During her visit to East Asia, Secretary of State Condoleezza Rice assured Japan and South Korea that the United States would defend those countries from North Korean aggression with ''the full range'' of U.S. weapons. In exchange for that promise, she won assurances from Prime Minister Shinzo Abe and Foreign Minister Taro Aso that Japan would not seek to build a nuclear arsenal of its own.
Rice's approach plays into North Korea's hands. Kim Jong Il's regime is counting on the United States to prevent Japan and South Korea from even considering the option of going nuclear. That would mean that Pyongyang would have the luxury of a nuclear monopoly in northeast Asia (except for its ally, China).
Instead of putting a leash on Japan and South Korea, U.S. officials should inform Pyongyang -- and Beijing -- that if the North insists on wielding nuclear weapons, Washington will urge Tokyo and Seoul to make their own decisions about whether to acquire strategic deterrents. The mere possibility that South Korea and Japan might do so would come as an unpleasant surprise to both North Korea and China.
The United States does not need to press Tokyo and Seoul to go nuclear. That would be inappropriate. It is sufficient if Washington informs those governments that the United States would not object to their developing nuclear weapons. In addition, the United States needs to let Seoul and Tokyo know that we intend to withdraw our military forces from South Korea and Japan.

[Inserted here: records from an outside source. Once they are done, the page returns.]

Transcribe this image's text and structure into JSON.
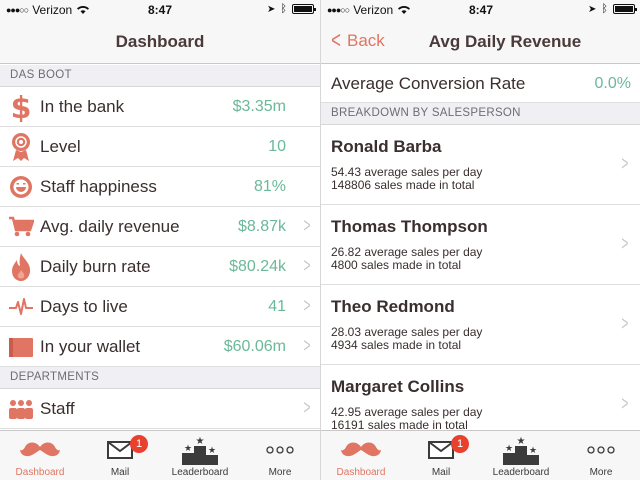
{
  "colors": {
    "accent": "#e07563",
    "value_green": "#6bb89a",
    "badge_red": "#e8412e"
  },
  "left": {
    "status": {
      "carrier": "Verizon",
      "time": "8:47"
    },
    "nav": {
      "title": "Dashboard"
    },
    "sections": {
      "das_boot": "DAS BOOT",
      "departments": "DEPARTMENTS"
    },
    "rows": [
      {
        "label": "In the bank",
        "value": "$3.35m",
        "icon": "dollar-icon"
      },
      {
        "label": "Level",
        "value": "10",
        "icon": "ribbon-icon"
      },
      {
        "label": "Staff happiness",
        "value": "81%",
        "icon": "smiley-icon"
      },
      {
        "label": "Avg. daily revenue",
        "value": "$8.87k",
        "icon": "cart-icon"
      },
      {
        "label": "Daily burn rate",
        "value": "$80.24k",
        "icon": "flame-icon"
      },
      {
        "label": "Days to live",
        "value": "41",
        "icon": "heartbeat-icon"
      },
      {
        "label": "In your wallet",
        "value": "$60.06m",
        "icon": "wallet-icon"
      }
    ],
    "dept_rows": [
      {
        "label": "Staff",
        "icon": "people-icon"
      }
    ]
  },
  "right": {
    "status": {
      "carrier": "Verizon",
      "time": "8:47"
    },
    "nav": {
      "back_label": "Back",
      "title": "Avg Daily Revenue"
    },
    "conversion": {
      "label": "Average Conversion Rate",
      "value": "0.0%"
    },
    "section": "BREAKDOWN BY SALESPERSON",
    "people": [
      {
        "name": "Ronald Barba",
        "avg": "54.43 average sales per day",
        "total": "148806 sales made in total"
      },
      {
        "name": "Thomas Thompson",
        "avg": "26.82 average sales per day",
        "total": "4800 sales made in total"
      },
      {
        "name": "Theo Redmond",
        "avg": "28.03 average sales per day",
        "total": "4934 sales made in total"
      },
      {
        "name": "Margaret Collins",
        "avg": "42.95 average sales per day",
        "total": "16191 sales made in total"
      }
    ]
  },
  "tabs": [
    {
      "label": "Dashboard",
      "icon": "mustache-icon"
    },
    {
      "label": "Mail",
      "icon": "envelope-icon",
      "badge": "1"
    },
    {
      "label": "Leaderboard",
      "icon": "podium-icon"
    },
    {
      "label": "More",
      "icon": "more-dots-icon"
    }
  ]
}
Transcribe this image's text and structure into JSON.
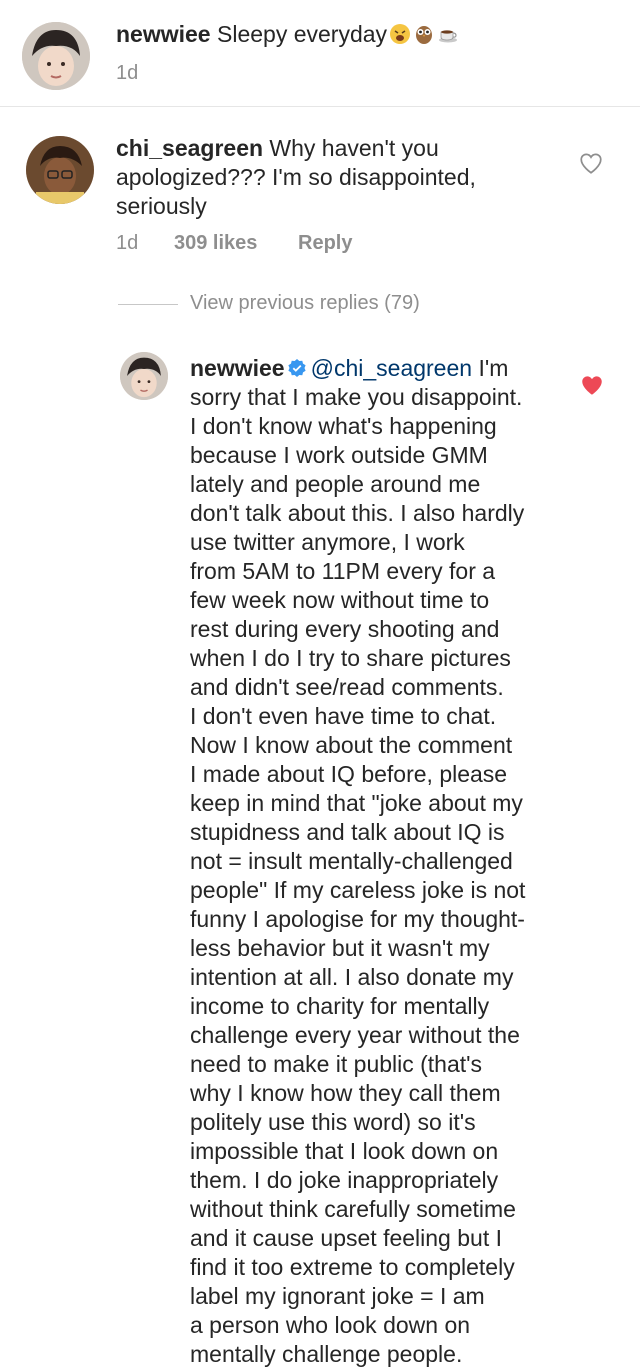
{
  "comment1": {
    "username": "newwiee",
    "text": "Sleepy everyday",
    "time": "1d",
    "emoji_icons": [
      "tired-face-icon",
      "owl-icon",
      "coffee-icon"
    ]
  },
  "comment2": {
    "username": "chi_seagreen",
    "text": "Why haven't you apologized??? I'm so disappointed, seriously",
    "time": "1d",
    "likes": "309 likes",
    "reply_label": "Reply"
  },
  "view_previous_replies": "View previous replies (79)",
  "reply": {
    "username": "newwiee",
    "mention": "@chi_seagreen",
    "first_line_rest": "I'm",
    "body": "sorry that I make you disappoint.\nI don't know what's happening\nbecause I work outside GMM\nlately and people around me\ndon't talk about this. I also hardly\nuse twitter anymore, I work\nfrom 5AM to 11PM every for a\nfew week now without time to\nrest during every shooting and\nwhen I do I try to share pictures\nand didn't see/read comments.\nI don't even have time to chat.\nNow I know about the comment\nI made about IQ before, please\nkeep in mind that \"joke about my\nstupidness and talk about IQ is\nnot = insult mentally-challenged\npeople\" If my careless joke is not\nfunny I apologise for my thought-\nless behavior but it wasn't my\nintention at all. I also donate my\nincome to charity for mentally\nchallenge every year without the\nneed to make it public (that's\nwhy I know how they call them\npolitely use this word) so it's\nimpossible that I look down on\nthem. I do joke inappropriately\nwithout think carefully sometime\nand it cause upset feeling but I\nfind it too extreme to completely\nlabel  my ignorant joke = I am\na person who look down on\nmentally challenge people.",
    "liked": true
  },
  "colors": {
    "text": "#262626",
    "meta": "#8e8e8e",
    "mention": "#00376b",
    "heart_liked": "#ed4956",
    "verified": "#3897f0",
    "divider": "#e6e6e6"
  }
}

In an environment with a nuclear-armed North Korea, those forward-deployed forces are not military assets; they are nuclear hostages.
Faced with a dangerous, nuclear-capable neighbor and a more limited U.S. military commitment to the region, Japan or South Korea (or both) might well decide to build a nuclear deterrent. Although the Japanese public seems reluctant to go down that path, the attitude in South Korea is different. A public opinion poll taken shortly after Pyongyang's nuclear test showed that a majority of respondents believed South Korea should develop a deterrent of its own.

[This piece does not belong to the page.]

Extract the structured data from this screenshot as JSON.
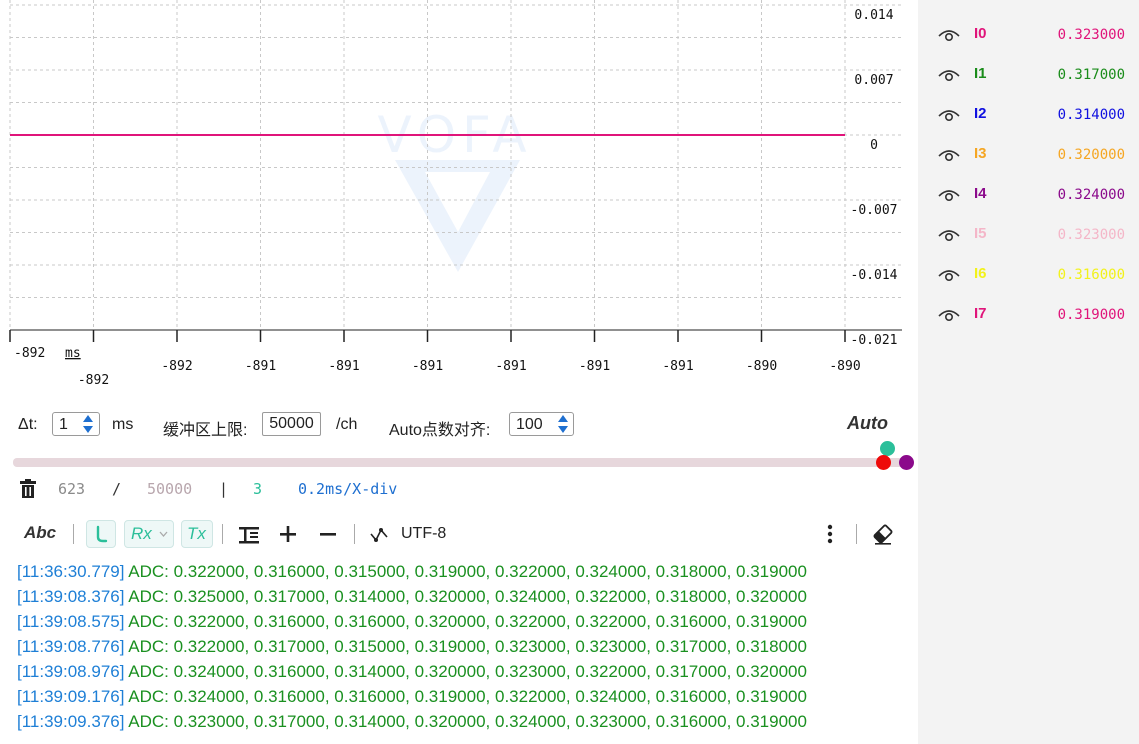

The prospect of additional nuclear weapons proliferation in northeast Asia obviously is not an ideal outcome. But offsetting the North's looming illicit advantage may be the best of a bad set of options. Moreover, the real danger arising from proliferation is when repulsive rogue states such as North Korea get such weapons, not when stable, democratic countries such as Japan and South Korea do so in self-defense.

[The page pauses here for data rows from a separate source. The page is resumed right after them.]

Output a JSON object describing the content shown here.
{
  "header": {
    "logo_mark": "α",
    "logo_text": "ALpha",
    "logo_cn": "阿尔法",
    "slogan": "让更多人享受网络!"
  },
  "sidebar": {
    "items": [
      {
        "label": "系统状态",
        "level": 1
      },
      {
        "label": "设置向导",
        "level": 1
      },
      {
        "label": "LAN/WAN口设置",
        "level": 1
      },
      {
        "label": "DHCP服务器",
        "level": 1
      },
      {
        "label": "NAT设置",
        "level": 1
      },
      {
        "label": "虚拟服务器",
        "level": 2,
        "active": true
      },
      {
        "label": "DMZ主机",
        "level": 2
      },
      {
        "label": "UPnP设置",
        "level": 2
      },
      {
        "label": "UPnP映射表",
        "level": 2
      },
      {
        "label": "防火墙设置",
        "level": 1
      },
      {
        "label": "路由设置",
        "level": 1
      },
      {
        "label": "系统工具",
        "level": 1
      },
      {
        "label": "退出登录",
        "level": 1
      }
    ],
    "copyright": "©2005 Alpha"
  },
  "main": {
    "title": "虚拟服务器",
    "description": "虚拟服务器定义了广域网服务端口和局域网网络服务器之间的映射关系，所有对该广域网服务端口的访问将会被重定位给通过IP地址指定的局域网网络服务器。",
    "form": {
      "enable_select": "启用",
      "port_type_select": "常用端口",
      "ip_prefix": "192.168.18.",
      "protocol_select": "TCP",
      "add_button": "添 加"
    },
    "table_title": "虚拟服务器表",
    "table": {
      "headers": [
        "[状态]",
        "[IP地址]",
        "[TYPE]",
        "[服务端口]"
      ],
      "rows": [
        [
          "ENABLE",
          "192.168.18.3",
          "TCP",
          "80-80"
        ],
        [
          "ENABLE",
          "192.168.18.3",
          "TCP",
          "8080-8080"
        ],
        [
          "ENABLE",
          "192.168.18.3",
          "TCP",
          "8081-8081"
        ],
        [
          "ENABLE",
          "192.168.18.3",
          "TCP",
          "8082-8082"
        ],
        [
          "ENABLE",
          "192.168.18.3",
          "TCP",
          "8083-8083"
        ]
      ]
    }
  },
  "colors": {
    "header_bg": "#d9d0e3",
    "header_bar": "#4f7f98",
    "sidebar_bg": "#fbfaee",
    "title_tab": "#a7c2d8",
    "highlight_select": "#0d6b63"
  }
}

If the North had to deal with nuclear neighbors, whom it could not so easily intimidate, it might have to abandon its current provocative course. Indeed, Pyongyang might face the prospect of confronting more prosperous adversaries that could easily build larger and more sophisticated nuclear arsenals than it could hope to do. Kim's regime might then conclude that keeping the region non-nuclear would be more productive. Even if it does not do so, a nuclear balance of power in the region would likely emerge instead of a North Korean nuclear monopoly.
The prospect of a nuclear-armed Japan is also the one factor that might galvanize the Chinese to put serious diplomatic and economic pressure on Pyongyang to give up its nuclear ambitions. Washington Post columnist Charles Krauthammer expresses that thesis starkly: "We should go to the Chinese and tell them plainly that if they do not join us in squeezing North Korea and thus stopping its march to go nuclear, we will endorse any Japanese attempt to create a nuclear deterrent of its own. . . . If our nightmare is a nuclear North Korea, China's is a nuclear Japan. It's time to share the nightmares."
Even if one does not embrace Krauthammer's approach, the reality is that if the United States blocks the possible emergence of a northeast Asian nuclear balance, it will be stuck with the responsibility of shielding non-nuclear allies from a volatile, nuclear-armed North Korea. More proliferation may be a troubling outcome, but it beats that scenario.